Cynthia flicks her wrists, daring him.
Tommy don’t go.
“This ain’t none of my business,” the third man say, straightening hisself like he just stopped by to say hi. He say, “So I’ll just go . . .”
Cynthia stares at ’im with dead eyes and tilts her head sideways, enough to make him want to stay.
“You ain’t gon’ shoot,” Jonas say. “How will that look to the law? A whore shooting upstanding citizens like ourselves.”
“Regular pillars of the community,” Cynthia say, laughing. “Hell, law can only take me to jail or hell, no place I ain’t already been.”
She keeps the fully loaded gun on Jonas. The other one she holds directly at Tommy’s head.
Jonas say, “Don’t worry, Tommy. Ain’t no bullet in there.” But Tommy don’t move.
Nobody moves.
Cynthia lowers the pistol she got pointed at Tommy and fires. Its sound is like rocks hitting together, but louder.
Tommy screams, grabbing his hand where the bullet grazed, blood spills through. He clinches his hand between his legs, knees the dirt, whining and rolling around.

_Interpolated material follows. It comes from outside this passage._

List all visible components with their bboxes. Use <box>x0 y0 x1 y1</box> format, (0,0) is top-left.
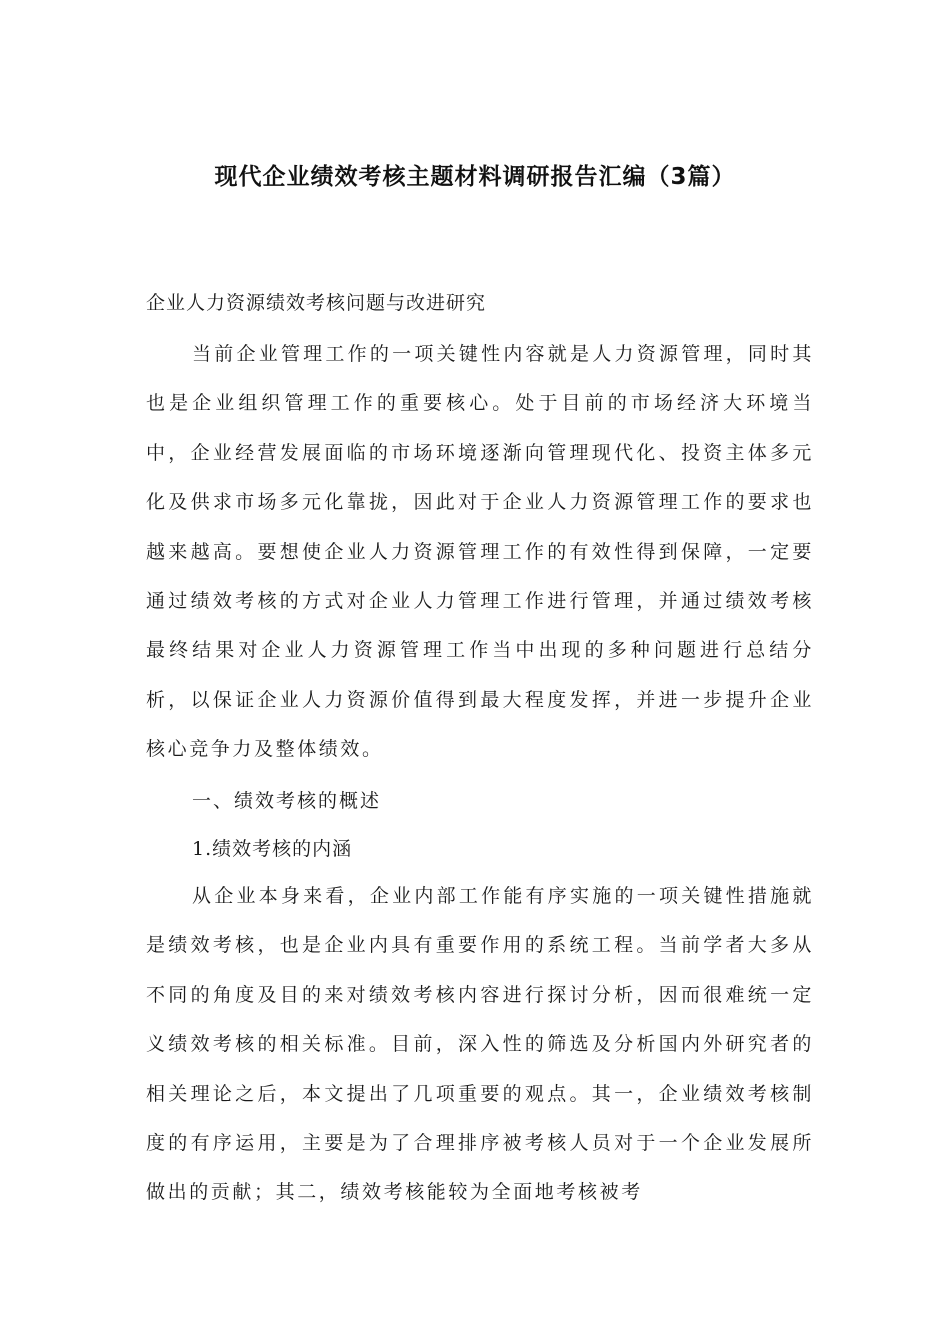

Cynthia don’t flinch. “Jonas?” she say. “Now how lucky you think you is?”
“You bitch!” Tommy say.
She fires her pistol near him again, burying a bullet in the ground. “Shut up. It’s just a graze.”
He opens his hand, sees the flesh ripped, holds the wound closed and clinches his teeth, swearing and spitting through ’em.
Jonas lets go my arm. He pushes me to Cynthia, his voice shaking. “I’m trusting you now, Cynthia. You know we was just messing around. G’wan and take her. We don’t want no trouble.”
He backs away, pulling the third man away with him, and nudges Tommy with his foot. Tommy’s still whining.
“Quit yer crying,” Cynthia say. “You can pay me with the other hand.” She keeps her pistol on ’em when she grabs me and together we snake our way backward to the brothel house.
I think Cynthia’s gon’ keep me safe, after all.